Şimdi ‘bu karmaşık düzlemde neden birileri ortalığı daha da karıştıracak bazı oldu bittilerin altına imza atıyor’ sorusunu da soralım.

***

Suriye’deki, YPG/PKK ile mücadele artık sadece bir terörle mücadele konusu değil.
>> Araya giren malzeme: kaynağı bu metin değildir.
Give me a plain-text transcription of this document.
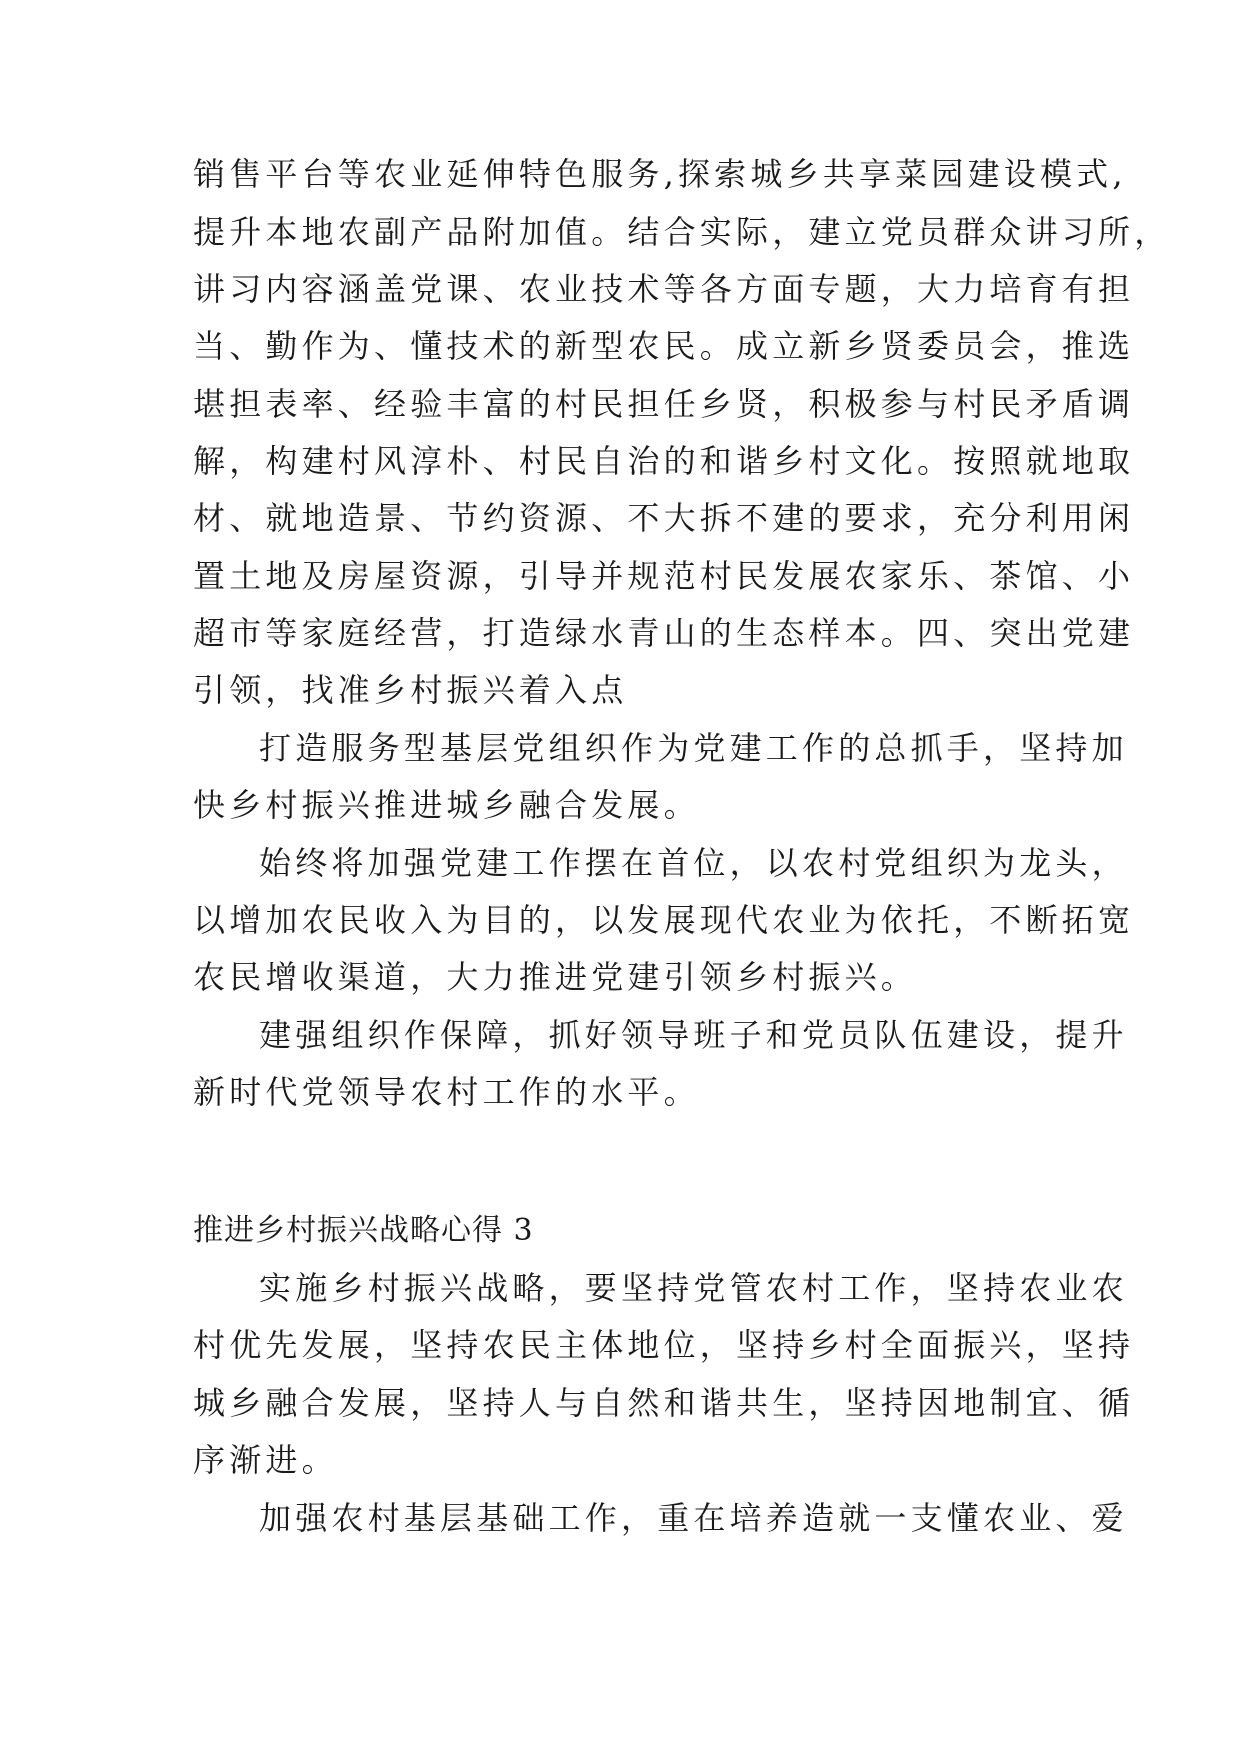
销售平台等农业延伸特色服务,探索城乡共享菜园建设模式,
提升本地农副产品附加值。结合实际，建立党员群众讲习所，
讲习内容涵盖党课、农业技术等各方面专题，大力培育有担
当、勤作为、懂技术的新型农民。成立新乡贤委员会，推选
堪担表率、经验丰富的村民担任乡贤，积极参与村民矛盾调
解，构建村风淳朴、村民自治的和谐乡村文化。按照就地取
材、就地造景、节约资源、不大拆不建的要求，充分利用闲
置土地及房屋资源，引导并规范村民发展农家乐、茶馆、小
超市等家庭经营，打造绿水青山的生态样本。四、突出党建
引领，找准乡村振兴着入点
打造服务型基层党组织作为党建工作的总抓手，坚持加
快乡村振兴推进城乡融合发展。
始终将加强党建工作摆在首位，以农村党组织为龙头，
以增加农民收入为目的，以发展现代农业为依托，不断拓宽
农民增收渠道，大力推进党建引领乡村振兴。
建强组织作保障，抓好领导班子和党员队伍建设，提升
新时代党领导农村工作的水平。
推进乡村振兴战略心得 3
实施乡村振兴战略，要坚持党管农村工作，坚持农业农
村优先发展，坚持农民主体地位，坚持乡村全面振兴，坚持
城乡融合发展，坚持人与自然和谐共生，坚持因地制宜、循
序渐进。
加强农村基层基础工作，重在培养造就一支懂农业、爱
Artık karşımızda bölgesel jeopolitiğine ve enerji kurgularına musallat edilen/edilecek bir terör örgütü var.

Ve Türkiye içindeki ve kenar kuşağındaki bu sorunu çözmeden, içindeki düzensiz göçmen sorusunu çözecek sağlam bir yol bulmadan aradığı yükselişe kavuşabilir mi?

***

Ukrayna savaşıyla birlikte köprünün altından çok sular akmadı mı?

Bu kadar çok riske, baskıya, tehlikeye katlanmışken artık;

- Suriye meselesinin,

- Suriye’de jeopolitiğe eklemlenmiş YPG/PKK terör örgütü meselesinin,

- Düzensiz göçmen sorununun,

- Ve iç savaşın temel nedenine dönüşmüş mezhep ve meşrep fitnesinin ortadan kaldırılmasına dair köklü adımların atılması gerekmiyor mu?

Sanırım başka bir zamanı beklemenin üreteceği bedel çok daha ağır olacak.

- Kendi başımıza mı?

- Ruslu mu, Russuz mu?

- ABD’li mi ABD’siz mi?

- ABD’li ve Ruslu mu?

Jeopolitik oluşumların ve dengelerin temellerinin atıldığı bir evredeyiz.